In one game from their match in 1990, Chinook, playing with white pieces, made a mistake on the tenth move. Tinsley remarked, "You're going to regret that." Chinook resigned after move 36, only 26 moves later. The lead programmer Jonathan Schaeffer looked back into the database and discovered that Tinsley picked the only strategy that could have defeated Chinook from that point and Tinsley was able to see the win 64 moves into the future.

The ACF and the EDA were placed in the awkward position of naming a new world champion, a title which would be worthless as long as Tinsley was alive. The ACF granted Tinsley the title of World Champion Emeritus as a solution.

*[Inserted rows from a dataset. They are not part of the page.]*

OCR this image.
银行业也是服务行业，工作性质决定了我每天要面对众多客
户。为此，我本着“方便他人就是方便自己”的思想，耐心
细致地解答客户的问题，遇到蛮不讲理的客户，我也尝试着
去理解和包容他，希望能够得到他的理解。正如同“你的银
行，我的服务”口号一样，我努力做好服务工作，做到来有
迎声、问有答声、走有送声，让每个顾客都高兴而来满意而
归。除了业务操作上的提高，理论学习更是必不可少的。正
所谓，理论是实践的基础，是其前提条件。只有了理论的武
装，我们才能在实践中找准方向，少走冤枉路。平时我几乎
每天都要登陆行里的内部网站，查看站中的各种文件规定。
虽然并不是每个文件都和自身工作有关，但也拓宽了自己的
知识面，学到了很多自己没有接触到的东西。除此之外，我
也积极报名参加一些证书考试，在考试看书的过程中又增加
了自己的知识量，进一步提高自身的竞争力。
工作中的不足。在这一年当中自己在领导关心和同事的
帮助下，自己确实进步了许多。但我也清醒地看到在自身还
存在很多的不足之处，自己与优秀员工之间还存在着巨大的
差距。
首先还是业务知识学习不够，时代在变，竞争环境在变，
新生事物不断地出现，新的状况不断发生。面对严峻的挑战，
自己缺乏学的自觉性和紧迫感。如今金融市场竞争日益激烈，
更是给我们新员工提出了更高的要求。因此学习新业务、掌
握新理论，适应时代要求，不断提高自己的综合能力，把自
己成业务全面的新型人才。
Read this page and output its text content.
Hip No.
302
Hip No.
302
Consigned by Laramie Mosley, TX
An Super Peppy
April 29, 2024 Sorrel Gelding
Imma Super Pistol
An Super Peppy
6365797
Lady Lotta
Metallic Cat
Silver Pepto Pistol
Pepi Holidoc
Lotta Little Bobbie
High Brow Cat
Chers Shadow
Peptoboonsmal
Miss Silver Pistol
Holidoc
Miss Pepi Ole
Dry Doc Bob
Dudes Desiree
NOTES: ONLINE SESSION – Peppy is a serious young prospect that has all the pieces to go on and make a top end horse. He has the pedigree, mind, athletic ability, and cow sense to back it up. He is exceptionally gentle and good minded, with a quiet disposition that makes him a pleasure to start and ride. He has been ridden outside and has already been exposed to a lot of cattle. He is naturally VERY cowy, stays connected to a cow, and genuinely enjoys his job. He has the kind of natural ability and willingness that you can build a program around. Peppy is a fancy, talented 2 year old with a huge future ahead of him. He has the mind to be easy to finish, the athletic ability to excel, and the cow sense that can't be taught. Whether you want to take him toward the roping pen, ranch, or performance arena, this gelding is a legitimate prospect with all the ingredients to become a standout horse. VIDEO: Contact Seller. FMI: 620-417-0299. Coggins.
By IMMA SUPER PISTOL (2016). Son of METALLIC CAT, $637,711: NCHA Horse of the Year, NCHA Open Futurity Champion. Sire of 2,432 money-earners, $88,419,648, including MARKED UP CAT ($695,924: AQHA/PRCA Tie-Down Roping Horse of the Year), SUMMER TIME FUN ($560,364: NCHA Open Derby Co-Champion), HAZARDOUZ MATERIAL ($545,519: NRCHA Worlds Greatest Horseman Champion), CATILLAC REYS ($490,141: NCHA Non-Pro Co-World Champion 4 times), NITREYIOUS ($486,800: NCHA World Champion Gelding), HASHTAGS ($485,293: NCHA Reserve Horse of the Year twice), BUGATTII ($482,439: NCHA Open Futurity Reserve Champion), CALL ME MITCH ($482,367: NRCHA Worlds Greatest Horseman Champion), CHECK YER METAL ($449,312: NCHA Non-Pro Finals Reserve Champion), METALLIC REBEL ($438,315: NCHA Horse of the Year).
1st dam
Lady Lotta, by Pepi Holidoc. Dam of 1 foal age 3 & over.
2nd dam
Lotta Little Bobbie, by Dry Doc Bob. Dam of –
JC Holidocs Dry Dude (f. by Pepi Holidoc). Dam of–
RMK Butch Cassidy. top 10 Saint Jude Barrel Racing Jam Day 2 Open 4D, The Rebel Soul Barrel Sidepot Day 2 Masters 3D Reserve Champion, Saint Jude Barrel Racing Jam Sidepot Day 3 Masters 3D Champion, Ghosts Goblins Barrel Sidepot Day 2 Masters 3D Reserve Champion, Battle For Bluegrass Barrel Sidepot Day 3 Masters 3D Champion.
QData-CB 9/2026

In August 1994, a second match with Chinook was organized, but Tinsley withdrew after only six games (all draws) for health reasons. Don Lafferty, rated the number two player in the world, replaced Tinsley and fought Chinook to a drawn match at game 20. Tinsley was diagnosed with pancreatic cancer a week after the match, and died seven months later.

==Death==
Tinsley died in Humble, Texas, on April 3, 1995, at the age of 68. He lived in Conyers, Georgia, but was visiting his sister in Texas when he died of cancer. He was survived by a twin sister, Mary Clark, who lived in Humble, Texas, and by two brothers, Ed, of Sarasota, Fla., and Joe, of Thornville, Ohio. He is buried at Greenlawn Cemetery, Columbus, Ohio, next to his father, Edward H. Tinsley and his mother, Viola Mae Tinsley. His brother, Harold Edward Tinsley is also buried there.

==Television appearances==
In 1957, Tinsley appeared as a guest challenger on the television game show To Tell the Truth.